The U.S. House of Representatives voted on Friday to allow the Federal Aviation Administration to move about $253 million form airport improvement funds to the air traffic control system. Cynics came out of the wood works, some claiming that Congress’ main motivation was to ensure that its members were not joining other consumers in long lines waiting for flights delayed in part by a lack of proper staffing in air traffic control towers.
Given Congress’ less than stellar reputation for getting much of anything done legislatively, the relatively rapid pace by which it was able to muster the 361-41 vote to move around funds in the budget bucket left itself open to scorn.
I look at the vote first as a safety issue. The last thing we need to see in the near term is a tragic event resulting from poor handing off of flights from zone to zone during an air route, especially on the heels of the two tragic events of Boston and West, Texas.

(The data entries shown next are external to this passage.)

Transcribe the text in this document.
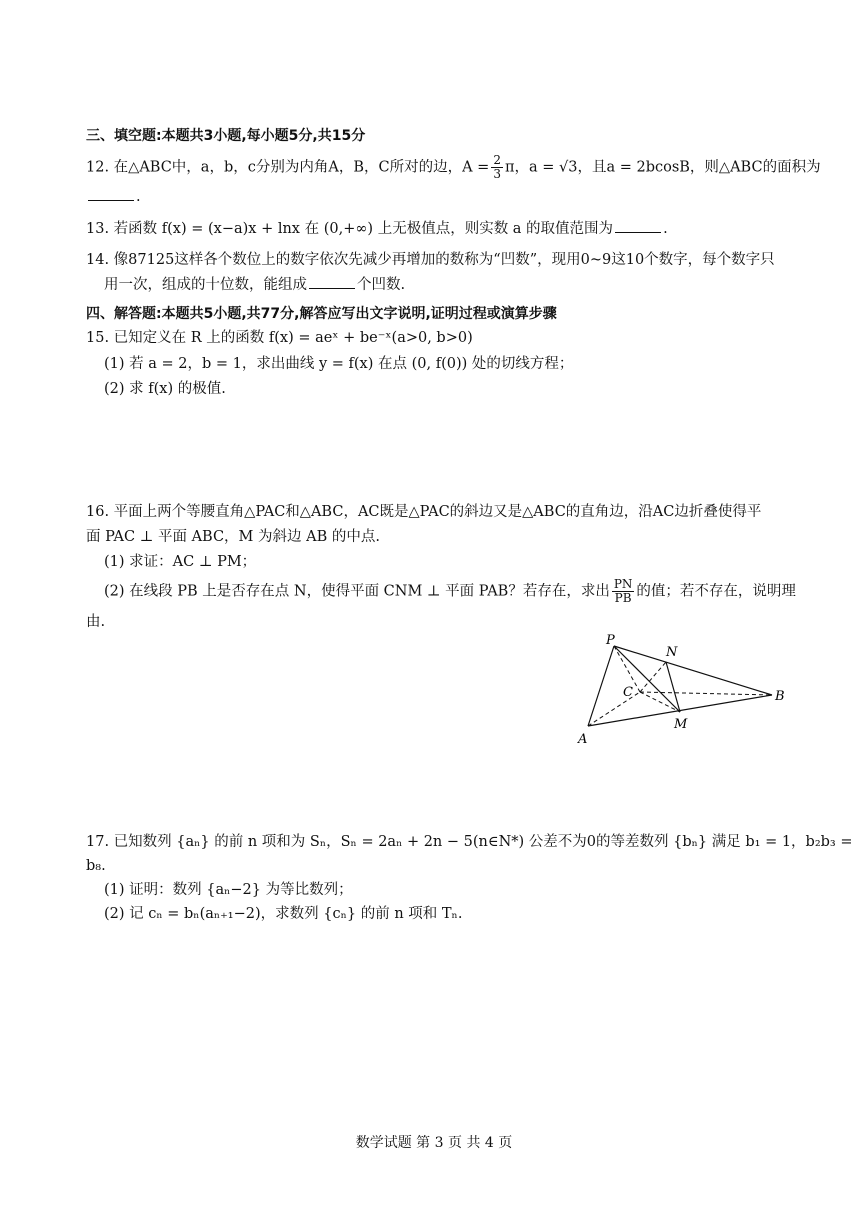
三、填空题:本题共3小题,每小题5分,共15分
12. 在△ABC中，a，b，c分别为内角A，B，C所对的边，$A = \frac{2}{3}$ π，a = √3，且a = 2bcosB，则△ABC的面积为
.
13. 若函数 f(x) = (x−a)x + lnx 在 (0,+∞) 上无极值点，则实数 a 的取值范围为	.
14. 像87125这样各个数位上的数字依次先减少再增加的数称为“凹数”，现用0~9这10个数字，每个数字只
用一次，组成的十位数，能组成	个凹数.
四、解答题:本题共5小题,共77分,解答应写出文字说明,证明过程或演算步骤
15. 已知定义在 R 上的函数 f(x) = aeˣ + be⁻ˣ(a>0, b>0)
(1) 若 a = 2，b = 1，求出曲线 y = f(x) 在点 (0, f(0)) 处的切线方程；
(2) 求 f(x) 的极值.
16. 平面上两个等腰直角△PAC和△ABC，AC既是△PAC的斜边又是△ABC的直角边，沿AC边折叠使得平
面 PAC ⊥ 平面 ABC，M 为斜边 AB 的中点.
(1) 求证：AC ⊥ PM；
(2) 在线段 PB 上是否存在点 N，使得平面 CNM ⊥ 平面 PAB？若存在，求出 $\frac{PN}{PB}$ 的值；若不存在，说明理
由.
P
N
C	B
A
M
17. 已知数列 {aₙ} 的前 n 项和为 Sₙ，Sₙ = 2aₙ + 2n − 5(n∈N*) 公差不为0的等差数列 {bₙ} 满足 b₁ = 1，b₂b₃ =
b₈.
(1) 证明：数列 {aₙ−2} 为等比数列；
(2) 记 cₙ = bₙ(aₙ₊₁−2)，求数列 {cₙ} 的前 n 项和 Tₙ.
数学试题 第 3 页 共 4 页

Second, I look at this vote as Congress carrying out one of its primary duties: regulating commerce. We tend to overlook that wording explicitly spelled out in the U.S. Constitution. Air transport plays an integral role in trade, in the movement of goods and services. According to a report by Boeing, global air cargo traffic has increased an average of 3.7% per year between 2001 and 2011. Global air cargo traffic is forecast to increase an average of 5.2% per year between 2011 and 2031.
Freighter aircraft, according to Boeing, is used to move in-progress manufacturing items between production facilities. As economic activity as measured by gross domestic product increases, so to will air cargo traffic. In North America the last couple years have not been kind to air cargo traffic. Declines in industrial production and higher unemployment in the United States has taken its toll on air cargo traffic. Within North America, air cargo traffic fell on average 1.5% per year between 2001 and 2011, but is expected to increase 2.3% per year between 2011 and 2031.
By approving the movement of funds between FAA activities, Congress may have taken a small but important step toward removing impediments that may have thrown the economy off from achieving these growth forecasts and keeping a steady flow of commerce through our airways.